Mali : Bamako sombre dans le chaos après une attaque terroriste sur le réseau électrique

Une offensive terroriste frappe le système énergétique du Mali

Le week-end des 10 et 11 mai 2026 a marqué un tournant dans la crise sécuritaire et humanitaire au Mali. Près de la forêt du Baoulé, dans la région de Kayes, des militants du Groupe de Soutien à l’Islam et aux Musulmans (JNIM) ont ciblé délibérément plusieurs pylônes à haute tension. Cette opération de sabotage, menée sous le regard impuissant des forces russes de l’Africa Corps, a plongé la capitale Bamako dans l’obscurité totale. Entre canicule extrême et pénurie d’eau potable, les habitants subissent désormais un quotidien invivable.

Le JNIM étend sa guerre contre les infrastructures vitales

L’attaque n’est pas un hasard : c’est une stratégie calculée pour asphyxier l’économie malienne et fragiliser le régime de transition. Après avoir paralysé les principaux axes routiers en incendiant des convois de marchandises et des bus de transport, le JNIM frappe désormais le réseau électrique. Les pylônes, situés dans des zones reculées près du Baoulé, ont été détruits avec une précision chirurgicale, plongeant des quartiers entiers de Bamako dans le noir.

L’échec des forces de sécurité, composées des Forces Armées Maliennes (FAMa) et de l’Africa Corps, interroge. Comment des groupes armés parviennent-ils à acheminer des explosifs, miner des structures métalliques et disparaître sans être interceptés, alors que le pays a misé sur Moscou pour sécuriser ses infrastructures ? La réponse réside peut-être dans l’incapacité des drones et des patrouilles mixtes à anticiper les menaces hybrides, malgré leur présence visible dans les villes.

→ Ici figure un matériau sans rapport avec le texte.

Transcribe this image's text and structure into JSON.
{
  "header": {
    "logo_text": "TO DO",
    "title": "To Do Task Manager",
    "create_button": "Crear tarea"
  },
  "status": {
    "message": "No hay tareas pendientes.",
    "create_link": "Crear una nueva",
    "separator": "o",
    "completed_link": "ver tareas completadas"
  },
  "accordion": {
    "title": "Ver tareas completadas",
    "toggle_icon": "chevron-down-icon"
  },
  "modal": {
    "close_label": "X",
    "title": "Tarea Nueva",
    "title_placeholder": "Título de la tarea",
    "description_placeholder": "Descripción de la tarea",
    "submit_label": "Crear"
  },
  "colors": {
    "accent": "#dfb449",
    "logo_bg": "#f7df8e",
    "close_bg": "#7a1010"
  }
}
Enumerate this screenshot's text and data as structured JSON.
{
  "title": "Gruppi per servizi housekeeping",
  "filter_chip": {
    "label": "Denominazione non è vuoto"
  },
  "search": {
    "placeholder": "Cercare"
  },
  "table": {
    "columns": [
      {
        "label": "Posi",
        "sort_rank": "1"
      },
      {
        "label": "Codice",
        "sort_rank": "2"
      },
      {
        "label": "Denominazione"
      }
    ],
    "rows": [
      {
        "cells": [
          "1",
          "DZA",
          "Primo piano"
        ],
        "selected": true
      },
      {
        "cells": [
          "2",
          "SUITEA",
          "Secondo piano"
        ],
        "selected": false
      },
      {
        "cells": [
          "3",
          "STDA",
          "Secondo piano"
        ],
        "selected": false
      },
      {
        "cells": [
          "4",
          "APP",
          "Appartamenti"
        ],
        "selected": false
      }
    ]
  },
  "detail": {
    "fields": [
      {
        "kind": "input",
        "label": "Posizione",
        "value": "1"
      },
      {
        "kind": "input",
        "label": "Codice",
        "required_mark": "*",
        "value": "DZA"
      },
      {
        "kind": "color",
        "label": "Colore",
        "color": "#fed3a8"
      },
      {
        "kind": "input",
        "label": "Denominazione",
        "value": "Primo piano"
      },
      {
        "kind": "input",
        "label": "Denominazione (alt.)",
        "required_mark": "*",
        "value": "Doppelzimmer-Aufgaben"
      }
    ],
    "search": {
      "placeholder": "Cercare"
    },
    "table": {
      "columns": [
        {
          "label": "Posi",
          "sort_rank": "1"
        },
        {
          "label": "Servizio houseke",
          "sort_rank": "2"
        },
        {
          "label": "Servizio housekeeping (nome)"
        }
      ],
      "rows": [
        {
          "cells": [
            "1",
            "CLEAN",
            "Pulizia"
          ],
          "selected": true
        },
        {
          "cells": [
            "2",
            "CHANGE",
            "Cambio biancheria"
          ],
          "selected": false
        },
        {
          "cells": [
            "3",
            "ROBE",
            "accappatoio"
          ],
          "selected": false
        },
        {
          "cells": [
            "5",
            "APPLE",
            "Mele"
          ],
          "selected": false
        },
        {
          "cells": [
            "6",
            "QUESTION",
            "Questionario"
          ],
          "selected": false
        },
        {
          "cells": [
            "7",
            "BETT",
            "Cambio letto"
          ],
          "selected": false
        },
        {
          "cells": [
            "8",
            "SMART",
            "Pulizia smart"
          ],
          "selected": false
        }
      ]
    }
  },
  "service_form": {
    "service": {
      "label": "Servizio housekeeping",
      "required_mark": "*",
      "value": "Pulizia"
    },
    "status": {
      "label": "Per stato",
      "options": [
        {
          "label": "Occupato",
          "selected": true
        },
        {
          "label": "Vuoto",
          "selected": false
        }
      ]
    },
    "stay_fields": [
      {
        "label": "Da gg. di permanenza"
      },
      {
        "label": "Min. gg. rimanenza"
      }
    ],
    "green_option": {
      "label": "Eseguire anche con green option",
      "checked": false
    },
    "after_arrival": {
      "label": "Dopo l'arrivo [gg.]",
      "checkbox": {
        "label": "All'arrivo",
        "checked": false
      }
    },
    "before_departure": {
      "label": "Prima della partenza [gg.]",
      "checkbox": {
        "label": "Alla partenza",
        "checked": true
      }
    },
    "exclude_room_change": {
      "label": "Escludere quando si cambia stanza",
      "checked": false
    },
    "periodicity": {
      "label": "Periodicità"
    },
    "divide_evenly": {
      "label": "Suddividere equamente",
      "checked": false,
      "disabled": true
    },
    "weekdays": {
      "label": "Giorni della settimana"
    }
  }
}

Une crise humanitaire aggravée par l’obscurité et la chaleur

Pour les Bamakois, cette attaque est la goutte d’eau qui fait déborder un vase déjà rempli de souffrances. Avec des températures dépassant les 45°C, l’absence d’électricité prive les habitants de ventilateurs et de pompes à eau, rendant la vie quotidienne insupportable. Les centres de santé, déjà sous tension, peinent à fonctionner : les services d’urgence et les maternités fonctionnent dans des conditions précaires, mettant en danger des milliers de vies.

Malgré les annonces gouvernementales sur l’arrivée de convois de carburant escortés par les FAMa et l’Africa Corps, la réalité est tout autre. Le nombre de groupes électrogènes disponibles est insuffisant pour compenser la perte du réseau haute tension. La propagande étatique ne suffit plus : les Maliennes et Maliens réclament des solutions concrètes pour retrouver eau et lumière.

Manantali et Sélingué : une menace régionale aux conséquences dramatiques

Le danger ne s’arrête pas à Bamako. Selon des sources sécuritaires fiables, le JNIM prépare désormais des attaques contre les barrages de Manantali et Sélingué. Ces infrastructures, essentielles pour l’énergie et l’agriculture irriguée, sont un enjeu stratégique pour toute l’Afrique de l’Ouest. Une destruction partielle ou totale de ces barrages plongerait non seulement le Mali dans le noir pour des mois, mais impacterait aussi le Sénégal, la Mauritanie et les pays riverains du fleuve.

Cette escalade marque un tournant dans la guerre non déclarée menée par le JNIM. Après les sabotages routiers et électriques, les barrages deviennent la prochaine cible. L’armée malienne et ses alliés russes sont désormais sous le feu des critiques : leur incapacité à protéger les infrastructures critiques menace la stabilité économique et sociale de toute la sous-région.

L’État malien face à l’effondrement des promesses de sécurité

Le gouvernement de transition et ses partenaires russes se retrouvent dos au mur. Les discours sur la libération du territoire et la souveraineté regained s’effritent face à la réalité d’un pays dont les piliers économiques sont systématiquement détruits. Le déploiement de l’Africa Corps, bien que coûteux, n’a pas réussi à garantir la sécurité des services essentiels.

Les Bamakois en ont assez des slogans vides de sens. Ils exigent désormais des actes : de l’eau, de la lumière et une sécurité tangible. Si les barrages de Manantali et Sélingué tombent, ce n’est pas seulement l’économie malienne qui s’effondrera, mais aussi la crédibilité d’un État incapable de protéger ses citoyens.